As a University of Colorado graduate student, Bass worked in the lab of Nobel Laureate in Chemistry Thomas Cech, Ph.D., who discovered ribozymes, RNA molecules that catalyze chemical reactions in cells. There, she made the important discovery that the process that ribozymes use to catalyze chemical reactions is quite similar to the process that protein enzymes use for that purpose. The pioneering work laid the foundation for research that many labs continue to this day.

At the Fred Hutchinson Cancer Center in Seattle, working as a postdoctoral fellow in the lab of another internationally regarded researcher, the late Harold Weintraub, Ph.D., Bass discovered an entire new class of enzymes, called ADARs. Those enzymes target regions of messenger RNA (mRNA) and change the information they carry, contributing to the spectacular diversity required for a functioning nervous system, in particular learning and memory.

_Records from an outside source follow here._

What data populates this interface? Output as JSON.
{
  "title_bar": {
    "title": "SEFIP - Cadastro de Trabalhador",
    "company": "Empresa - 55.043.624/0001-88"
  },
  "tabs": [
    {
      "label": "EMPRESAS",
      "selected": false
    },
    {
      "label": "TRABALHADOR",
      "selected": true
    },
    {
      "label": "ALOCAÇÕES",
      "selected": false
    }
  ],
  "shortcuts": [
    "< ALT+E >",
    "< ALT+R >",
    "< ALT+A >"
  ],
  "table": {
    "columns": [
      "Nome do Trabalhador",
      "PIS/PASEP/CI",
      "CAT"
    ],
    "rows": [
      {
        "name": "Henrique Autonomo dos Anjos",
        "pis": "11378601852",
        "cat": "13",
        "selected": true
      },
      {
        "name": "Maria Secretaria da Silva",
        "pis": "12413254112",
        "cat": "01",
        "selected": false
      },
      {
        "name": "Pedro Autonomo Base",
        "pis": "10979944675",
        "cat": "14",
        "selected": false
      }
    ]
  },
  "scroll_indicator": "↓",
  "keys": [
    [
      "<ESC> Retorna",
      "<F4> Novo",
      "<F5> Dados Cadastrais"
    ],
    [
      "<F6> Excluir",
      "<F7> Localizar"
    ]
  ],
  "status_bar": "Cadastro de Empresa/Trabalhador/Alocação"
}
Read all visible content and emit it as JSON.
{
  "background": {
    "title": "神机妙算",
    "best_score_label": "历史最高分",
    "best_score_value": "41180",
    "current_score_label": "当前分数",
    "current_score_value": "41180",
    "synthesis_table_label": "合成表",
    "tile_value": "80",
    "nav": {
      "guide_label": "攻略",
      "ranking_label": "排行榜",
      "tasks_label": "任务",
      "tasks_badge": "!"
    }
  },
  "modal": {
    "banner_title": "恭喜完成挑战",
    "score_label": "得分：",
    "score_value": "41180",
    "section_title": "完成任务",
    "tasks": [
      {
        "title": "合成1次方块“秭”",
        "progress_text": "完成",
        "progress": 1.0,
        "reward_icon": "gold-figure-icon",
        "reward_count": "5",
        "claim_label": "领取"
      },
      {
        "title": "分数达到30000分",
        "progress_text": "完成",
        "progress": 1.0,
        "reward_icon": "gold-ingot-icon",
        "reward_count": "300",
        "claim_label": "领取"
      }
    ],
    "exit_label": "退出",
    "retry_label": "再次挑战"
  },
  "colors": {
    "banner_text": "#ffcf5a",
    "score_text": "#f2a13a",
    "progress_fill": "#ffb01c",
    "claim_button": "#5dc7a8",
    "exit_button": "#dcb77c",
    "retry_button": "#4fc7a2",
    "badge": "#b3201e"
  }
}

Bass is the second member of the University of Utah Department of Biochemistry to be elected to the National Academy of Sciences in as many years. Last year, Sundquist received the honor. He gives much of the credit for the department's excellence in biochemistry to former co-chairs Dana Carroll, Ph.D., now a distinguished professor of biochemistry, and Martin Rechsteiner, Ph.D., distinguished professor emeritus, who rejuvenated the department with many good hires.

Along with this latest honor, Bass also is a member of the American Academy of Arts and Sciences, a Fellow of the American Association for the Advancement of Science, and in 2010 received the University of Utah's Distinguished Scholarly and Creative Research Award.

University of Utah Vice President for Research Thomas N. Parks, Ph.D., said Bass is not only a "deep and strategic" scientific thinker whose research has been highly influential in biochemistry but also a committed mentor to trainees and an institutionally-minded faculty member. "It is truly gratifying that such a thoughtful and accomplished U of U colleague has been elected to the National Academy of Sciences."